And then it was that a barrage could be laid down, and an advance attack made. But it had to be made under somewhat adverse conditions, for gas masks must be worn. And to leap from the trench, and stumble over No Man's Land, under heavy fire, and discharge one's own rifle, all the while wearing one of the canvas and rubber contraptions, was not real fighting—at least so Jimmy said afterward.

But such it had to be, and at the signal the five Brothers leaped up with their comrades and went over the top again—over the top of the trenches that had either been dug when the new position was taken and held, or over the top of some of the trenches wrested previously from the Germans.

There was no shouting and yelling, such as often and ordinarily preceded an attack over the top. One can not shout in a gas mask. But there was shouting in the hearts of the Sammies as they rushed forward to do their share in destroying the beast from the earth.

Upward and onward they rushed and then they were in the midst of the battle. And yet not exactly in the midst, for the actual conflict was rather of longer distance than that. Hand-to-hand fighting had not yet occurred. But they advanced, firing as they rushed on, not in close formation, for that offered too good a target, but separated. They would fire, rush on, drop to earth, rise again, fire and rush on. And so it went.
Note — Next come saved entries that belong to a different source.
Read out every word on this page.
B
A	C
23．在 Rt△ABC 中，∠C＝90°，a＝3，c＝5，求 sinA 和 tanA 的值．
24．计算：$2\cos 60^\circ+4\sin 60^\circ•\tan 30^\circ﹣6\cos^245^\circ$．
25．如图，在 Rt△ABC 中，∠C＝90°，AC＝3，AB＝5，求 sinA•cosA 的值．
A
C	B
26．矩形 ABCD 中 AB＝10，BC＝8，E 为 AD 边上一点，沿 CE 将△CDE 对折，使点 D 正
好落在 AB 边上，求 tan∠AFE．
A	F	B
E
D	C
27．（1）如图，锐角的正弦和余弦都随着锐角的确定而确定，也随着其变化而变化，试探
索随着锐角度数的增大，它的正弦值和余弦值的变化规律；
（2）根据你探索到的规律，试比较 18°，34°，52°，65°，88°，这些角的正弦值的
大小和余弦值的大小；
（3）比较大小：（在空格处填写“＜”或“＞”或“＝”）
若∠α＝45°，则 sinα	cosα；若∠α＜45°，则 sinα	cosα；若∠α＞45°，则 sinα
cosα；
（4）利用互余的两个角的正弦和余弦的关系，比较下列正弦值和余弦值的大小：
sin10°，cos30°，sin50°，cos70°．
And then, after an hour or two, there came a sudden shift in the wind. It was presaged by a calm, so that the deadly chlorine gas rose straight up instead of being blown over the American lines. And then, with a suddenness that must have been disconcerting to the Huns, the gas was blown back in their very faces.

Without doubt such fiends as devised that form of fighting were, in a way, prepared for this, and had their gas masks ready. There were times, in the early stages of the gas war, when often whole companies of Germans would be wiped out by a sudden change in the wind, when gas was being sent over. But the Boches learned from experience.

However, whether or not the return of their own gas worked any havoc among the Germans it did one good thing; it enabled Jimmy and his chums, as well as their comrades, to remove their own oppressive head-coverings, after a certain time had elapsed.

Once they took them off, they sniffed cautiously of the air. There was none of the choking taint of the chlorine—a gas which seems to dissolve the lung tissues—the air was sweet and pure—that is, comparatively so, though it was odorous with powder fumes. But these were a perfume compared to chlorine.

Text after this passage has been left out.